Binding of the novel radioligand [3H]UFP-101 to recombinant human and native rat nociceptin/orphanin FQ receptors

Nociceptin/orphanin FQ (N/OFQ) is the endogenous ligand for the N/OFQ peptide receptor (NOP). Binding studies have relied on [leucyl-H-3]N/OFQ, but as this is an agonist G-protein coupling will affect affinity. In this paper, we describe a new [H-3]labeled NOP antagonist, [Nphe(1), 4'-H-3-Phe(4),Arg(14),Lys(15)]N/OFQ-NH2 ([H-3]UFP-101). We have characterized [H-3]UFP-101 at recombinant human NOP expressed in Chinese hamster ovary cells (CHOhNOP) and native rat NOP in cerebrocortex. Radioligand saturation and competition studies were performed on membranes, and [H-3]UFP-101 (antagonist) was compared with [H-3]N/OFQ (agonist). The effects of GTP gamma S (10 mu M) and Na+ were investigated alone and in combination in competition experiments with both radioligands. In CHOhNOP, B (max), and pK (D), values were 561 and 580 fmol mg protein(-1) and 9.97 and 10.19 for [H-3]UFP-101 and [leucyl-H-3]N/OFQ, respectively. In rat cerebrocortex B (max) and pK (D), values were 65 and 88 fmol mg protein(-1) and 10.12 and 10.34 for [H-3]UFP-101 and [leucyl-H-3]N/OFQ. The binding of both radioligands was displaced by a range of peptide and non-peptide NOP ligands at both isoforms with good correlation (r(2) 0.92 in Rat and 0.97 in CHOhNOP). Naloxone was inactive. The binding of both radioligands was Na+ dependent with [H-3]UFP-101 being more sensitive (IC50 similar to 20 mM).
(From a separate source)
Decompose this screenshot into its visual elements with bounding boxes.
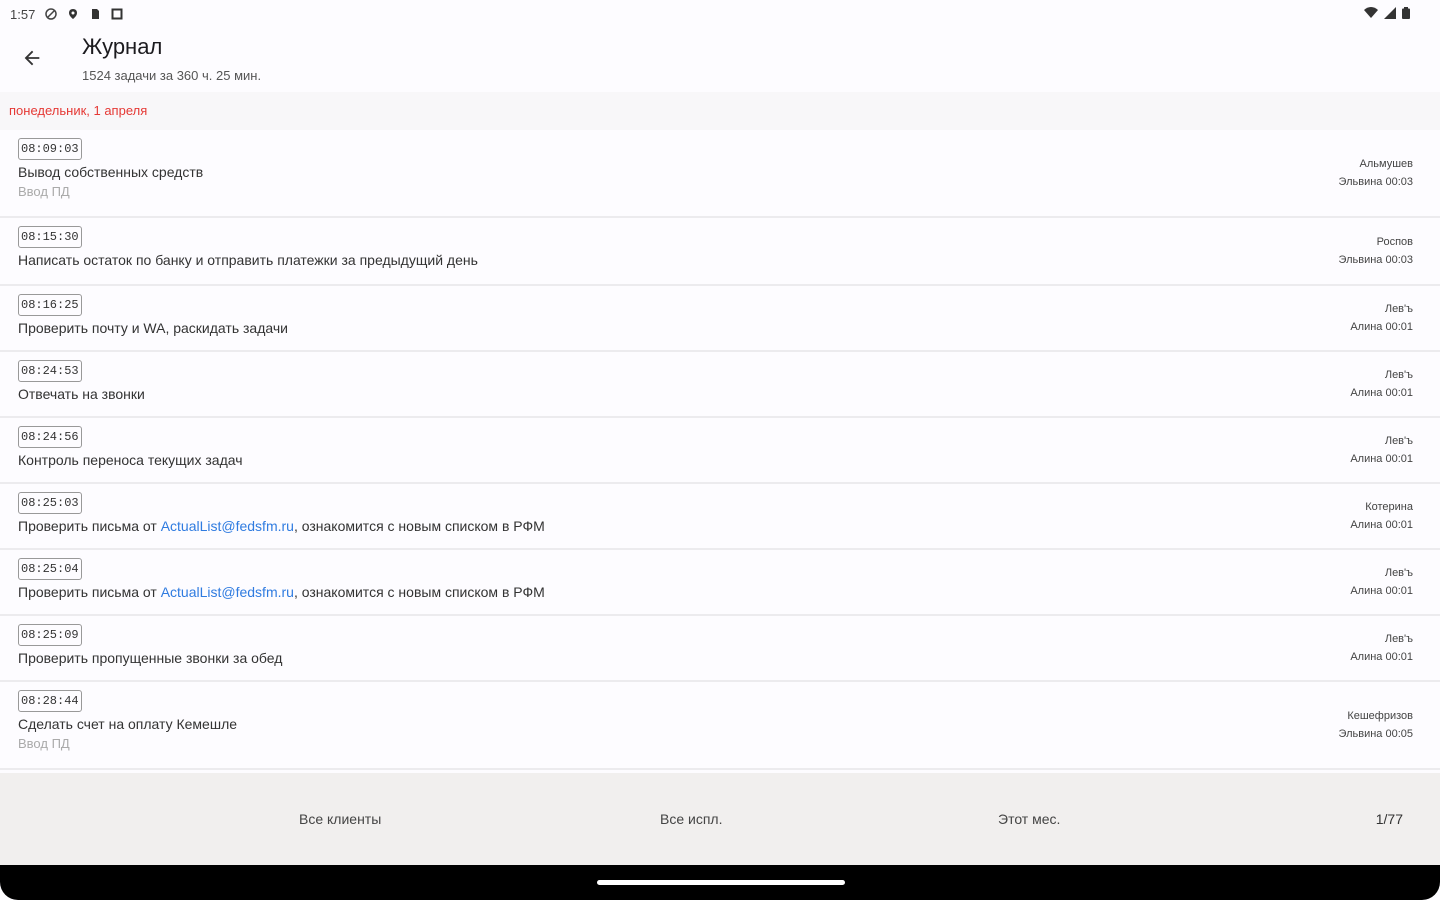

Unlike the agonist [leucyl-H-3]N/OFQ, the antagonist [H-3]UFP-101 was unaffected by GTP gamma S. [H-3]UFP-101 binds to human and rat NOP with high affinity and good agreement with standard [leucyl-H-3]N/OFQ in competition experiments. In addition, the binding of [H-3]UFP-101 is unaffected by GTP gamma S. This radioligand will be useful to further characterize NOP in a range of binding paradigms.